More in News
Municipal joint services study to begin
RUMFORD -- Selectmen from Rumford and Mexico voted to approve a municipal joint services study by an out-of-state consultant who will help identify areas where the towns could cooperate and consolidate services.
Last Wednesday's vote was made accept the proposal of New Hampshire consultants Municipal Resources, on the condition that a list of references of towns that Municipal Resources has helped in the past check out favorably.
Also in attendance were Dixfield Town Manager Linda Pagels-Wentworth, along with Dixfield selectmen Scott Belskis and Bob Withrow, who learned more about the company's proposal to take back to their full board, who will decide in the future in they want to be included in the study.
According to an email from Municipal Resources president Donald R. Jutton to Rumford Town Manager Carlo Puiia, the consulting company will put together a comprehensive study of any towns wishing to participate, which will help “provide an independent, objective evaluation in which the consultants will seek to identify opportunities to reduce or eliminate duplication and redundancy, and to maximize utilization of human and financial resources along with facilities and equipment within participating communities.”
Jutton added in the email that the study of the two towns will be split into two tasks: an operational review and documentation of each town, followed by a conceptual restructuring plan, with the intent of showing how consolidation in certain areas “will enhance efficiency, effectiveness, or quality of municipal services.”
Board members and citizens from the three towns spoke about about Municipal Resources' proposal for more than an hour.
Rumford Board Chairman Greg Buccina said they would be conducting a townswide audit and then make suggestions. "They would review almost everything."
Mexico Board Chairman Richie Philbrick noted, "We've got this far.
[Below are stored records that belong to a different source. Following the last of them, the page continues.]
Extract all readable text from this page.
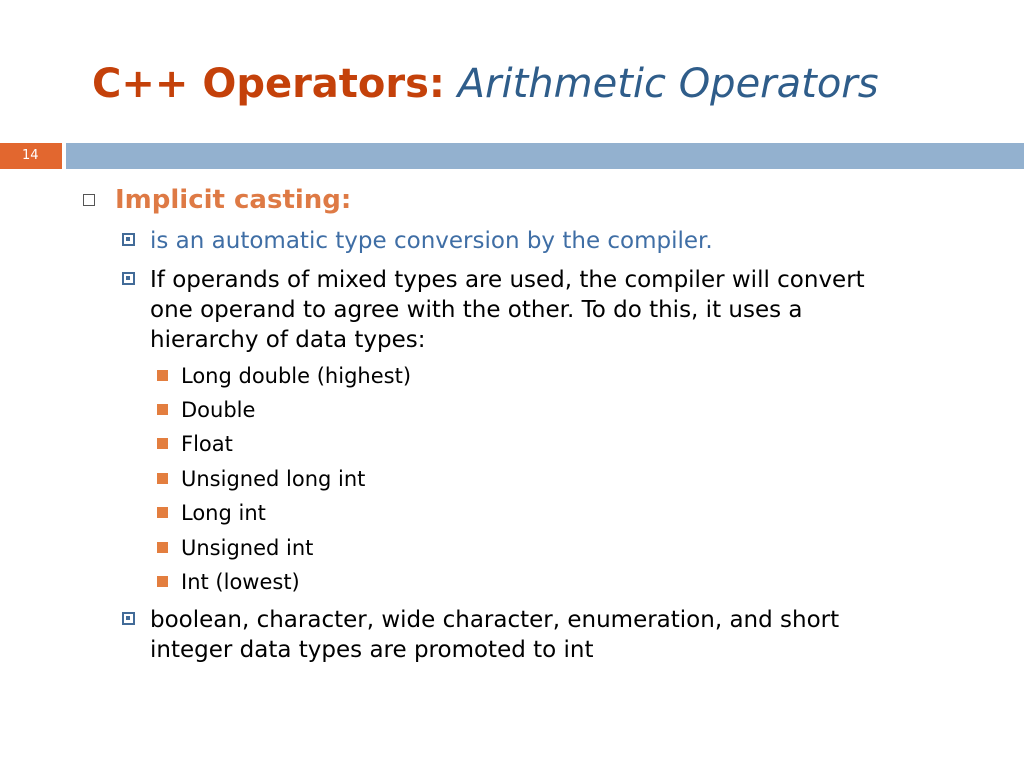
C++ Operators: Arithmetic Operators
14
Implicit casting:
is an automatic type conversion by the compiler.
If operands of mixed types are used, the compiler will convert
one operand to agree with the other. To do this, it uses a
hierarchy of data types:
Long double (highest)
Double
Float
Unsigned long int
Long int
Unsigned int
Int (lowest)
boolean, character, wide character, enumeration, and short
integer data types are promoted to int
I don't think we should drop the ball."
Rumford Town Manager Carlo Puiia said, "We would prioritize from the list and go from there."
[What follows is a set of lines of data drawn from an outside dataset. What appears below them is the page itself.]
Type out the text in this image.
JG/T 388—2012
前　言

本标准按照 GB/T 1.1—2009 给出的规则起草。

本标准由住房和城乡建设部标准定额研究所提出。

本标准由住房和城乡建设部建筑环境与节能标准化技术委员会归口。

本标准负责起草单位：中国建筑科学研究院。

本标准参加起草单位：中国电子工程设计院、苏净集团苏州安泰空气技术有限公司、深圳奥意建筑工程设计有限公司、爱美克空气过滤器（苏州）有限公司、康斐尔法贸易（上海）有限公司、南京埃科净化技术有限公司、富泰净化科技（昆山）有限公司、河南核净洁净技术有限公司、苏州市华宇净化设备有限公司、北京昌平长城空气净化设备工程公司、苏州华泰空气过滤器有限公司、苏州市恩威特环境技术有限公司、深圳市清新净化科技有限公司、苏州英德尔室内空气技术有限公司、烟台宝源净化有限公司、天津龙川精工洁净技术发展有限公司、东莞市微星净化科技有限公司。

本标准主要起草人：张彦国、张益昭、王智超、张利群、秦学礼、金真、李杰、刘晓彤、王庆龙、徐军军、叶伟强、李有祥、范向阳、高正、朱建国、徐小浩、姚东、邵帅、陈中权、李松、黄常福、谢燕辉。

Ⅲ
Rumford Selectman Brad Adley said, "Recreation should be included as well."
Rumford Selectman Jolene Lovejoy said, “The bottom line is that we need to do things smart and be more economical. If we don't do this now, we'll have someone sitting here 15 years from now asking, 'Why the hell didn't they do this 10 years ago?'”
She added, “I'm sure that when previous boards made the decision to merge services, they considered it a leap of faith. I think that's where we're at right now.”
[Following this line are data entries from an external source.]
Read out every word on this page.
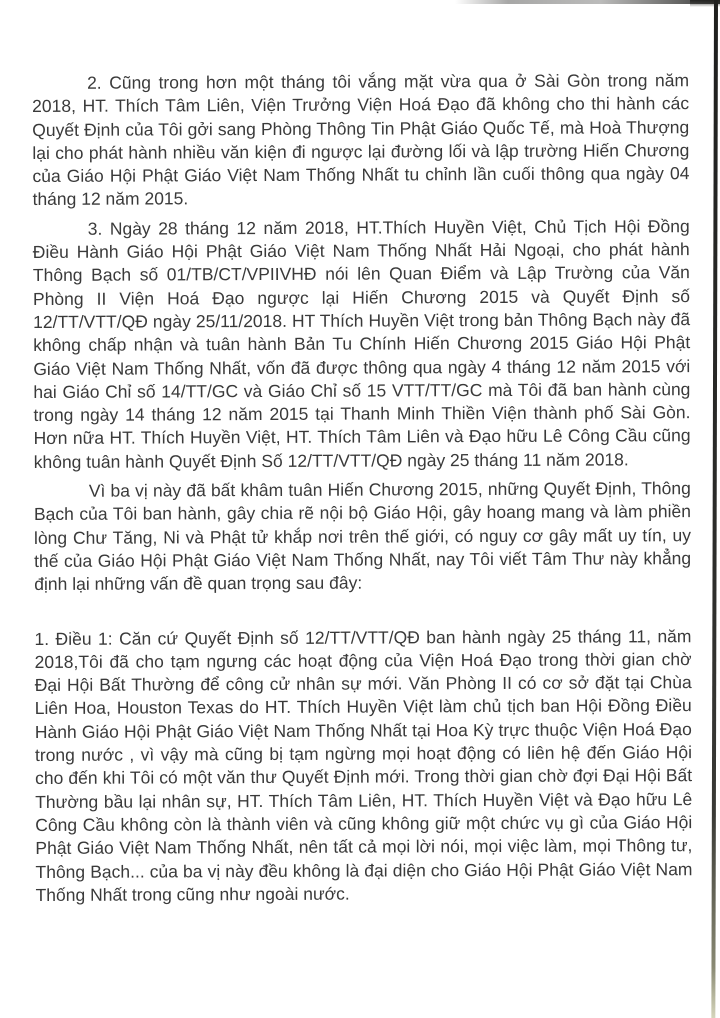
2. Cũng trong hơn một tháng tôi vắng mặt vừa qua ở Sài Gòn trong năm 2018, HT. Thích Tâm Liên, Viện Trưởng Viện Hoá Đạo đã không cho thi hành các Quyết Định của Tôi gởi sang Phòng Thông Tin Phật Giáo Quốc Tế, mà Hoà Thượng lại cho phát hành nhiều văn kiện đi ngược lại đường lối và lập trường Hiến Chương của Giáo Hội Phật Giáo Việt Nam Thống Nhất tu chỉnh lần cuối thông qua ngày 04 tháng 12 năm 2015.

3. Ngày 28 tháng 12 năm 2018, HT.Thích Huyền Việt, Chủ Tịch Hội Đồng Điều Hành Giáo Hội Phật Giáo Việt Nam Thống Nhất Hải Ngoại, cho phát hành Thông Bạch số 01/TB/CT/VPIIVHĐ nói lên Quan Điểm và Lập Trường của Văn Phòng II Viện Hoá Đạo ngược lại Hiến Chương 2015 và Quyết Định số 12/TT/VTT/QĐ ngày 25/11/2018. HT Thích Huyền Việt trong bản Thông Bạch này đã không chấp nhận và tuân hành Bản Tu Chính Hiến Chương 2015 Giáo Hội Phật Giáo Việt Nam Thống Nhất, vốn đã được thông qua ngày 4 tháng 12 năm 2015 với hai Giáo Chỉ số 14/TT/GC và Giáo Chỉ số 15 VTT/TT/GC mà Tôi đã ban hành cùng trong ngày 14 tháng 12 năm 2015 tại Thanh Minh Thiền Viện thành phố Sài Gòn. Hơn nữa HT. Thích Huyền Việt, HT. Thích Tâm Liên và Đạo hữu Lê Công Cầu cũng không tuân hành Quyết Định Số 12/TT/VTT/QĐ ngày 25 tháng 11 năm 2018.

Vì ba vị này đã bất khâm tuân Hiến Chương 2015, những Quyết Định, Thông Bạch của Tôi ban hành, gây chia rẽ nội bộ Giáo Hội, gây hoang mang và làm phiền lòng Chư Tăng, Ni và Phật tử khắp nơi trên thế giới, có nguy cơ gây mất uy tín, uy thế của Giáo Hội Phật Giáo Việt Nam Thống Nhất, nay Tôi viết Tâm Thư này khẳng định lại những vấn đề quan trọng sau đây:

1. Điều 1: Căn cứ Quyết Định số 12/TT/VTT/QĐ ban hành ngày 25 tháng 11, năm 2018,Tôi đã cho tạm ngưng các hoạt động của Viện Hoá Đạo trong thời gian chờ Đại Hội Bất Thường để công cử nhân sự mới. Văn Phòng II có cơ sở đặt tại Chùa Liên Hoa, Houston Texas do HT. Thích Huyền Việt làm chủ tịch ban Hội Đồng Điều Hành Giáo Hội Phật Giáo Việt Nam Thống Nhất tại Hoa Kỳ trực thuộc Viện Hoá Đạo trong nước , vì vậy mà cũng bị tạm ngừng mọi hoạt động có liên hệ đến Giáo Hội cho đến khi Tôi có một văn thư Quyết Định mới. Trong thời gian chờ đợi Đại Hội Bất Thường bầu lại nhân sự, HT. Thích Tâm Liên, HT. Thích Huyền Việt và Đạo hữu Lê Công Cầu không còn là thành viên và cũng không giữ một chức vụ gì của Giáo Hội Phật Giáo Việt Nam Thống Nhất, nên tất cả mọi lời nói, mọi việc làm, mọi Thông tư, Thông Bạch... của ba vị này đều không là đại diện cho Giáo Hội Phật Giáo Việt Nam Thống Nhất trong cũng như ngoài nước.
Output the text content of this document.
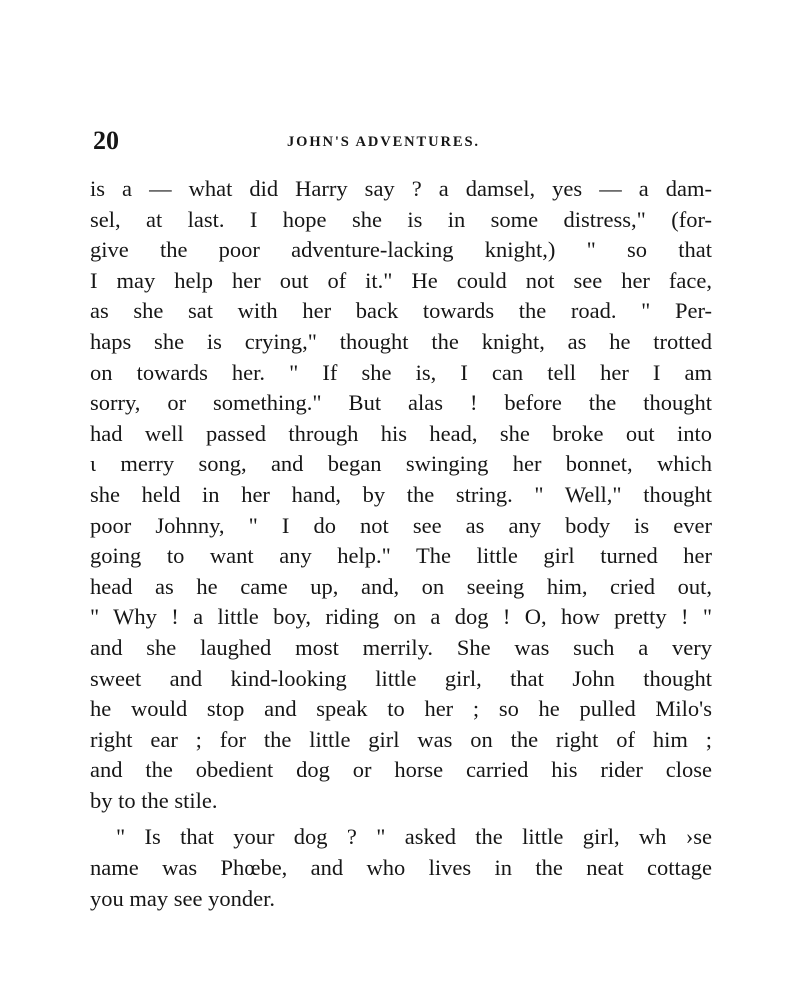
20	JOHN'S ADVENTURES.
is a — what did Harry say ? a damsel, yes — a dam-
sel, at last. I hope she is in some distress," (for-
give the poor adventure-lacking knight,) " so that
I may help her out of it." He could not see her face,
as she sat with her back towards the road. " Per-
haps she is crying," thought the knight, as he trotted
on towards her. " If she is, I can tell her I am
sorry, or something." But alas ! before the thought
had well passed through his head, she broke out into
ι merry song, and began swinging her bonnet, which
she held in her hand, by the string. " Well," thought
poor Johnny, " I do not see as any body is ever
going to want any help." The little girl turned her
head as he came up, and, on seeing him, cried out,
" Why ! a little boy, riding on a dog ! O, how pretty ! "
and she laughed most merrily. She was such a very
sweet and kind-looking little girl, that John thought
he would stop and speak to her ; so he pulled Milo's
right ear ; for the little girl was on the right of him ;
and the obedient dog or horse carried his rider close
by to the stile.
" Is that your dog ? " asked the little girl, wh ›se
name was Phœbe, and who lives in the neat cottage
you may see yonder.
Rumford Selectman Greg Buccina suggested that the public works departments would be the easiest to merge. He followed that by asking, "Why can't we make a committment to do that now?"
Mexico Town Manager John Madigan responded that, not be negative, but "none of us (town boards) trusts each other. We need an independent with no biases."
Rumford resident Kevin Saisi replied, “If collaborating were really that easy, it'd be done by now. If you're going to invest into a consultant who will give you an objective, outside view, you're literally buying into this concept. You can't just get the results and push it under the rug. The people would ask, 'Hey, where's the results that you spent the money on?'
“If you did things on your own, there would be no motivation to act on anything. By going with the consultant, you have an objective report that you paid for," he added.
Rumford Fire Chief Bob Chase agreed. "I'm confident in Chiefs Wentzell and Dennett that we could come up with a plan, but we don't necessarily have faith in the backing of a plan. An unbiased perspective will help in this."
Mexico Selectman Reggie Arsenault said, "This is a win-win, something for townspeople to look at. We need the audit to see where consoldiation might work. It could take months or even a year to get something on the table."
Withrow said that Dixfield has not yet decided if they want to be involved. He then asked how much the cost would be.
Madigan said that of the total cost of $24,000, he said Mexico has budgeted $8,000 for its share. If Dixfield entered, he estimated each town would pay $6,000, with Rumford paying the remaining $12,000. He said there is an upfront fee of $6,000, then $6,000 after each task. The towns can drop out at any point.
Mexico resident Albert Aniel said, "With a $10 million budget for the three towns, $24,000 is worthwhile to try to lower budgets."
Rumford Selectman Jeff Sterling said, "We're going to have to find a method of agreement before his report comes out, or than changes to the recommendations are made collaboratively."
Madigan pointed out that Mexico and Rumford have been involved in merging situations before, citing the solid waste system that six different towns share, as well as Med-Care Ambulance, which treats 11 towns in the area.
“The solid waste system has been working beautifully since we merged. What makes it work so well is that they deal with one thing: solid waste. All the selectmen of our towns have to do is elect a representative for the solid waste board," he said.
The two board will get together again at 5:30 p.m. on Tuesday, Sept. 24 in Mexico to discuss the consultant's references and determine what the next step would be for each town.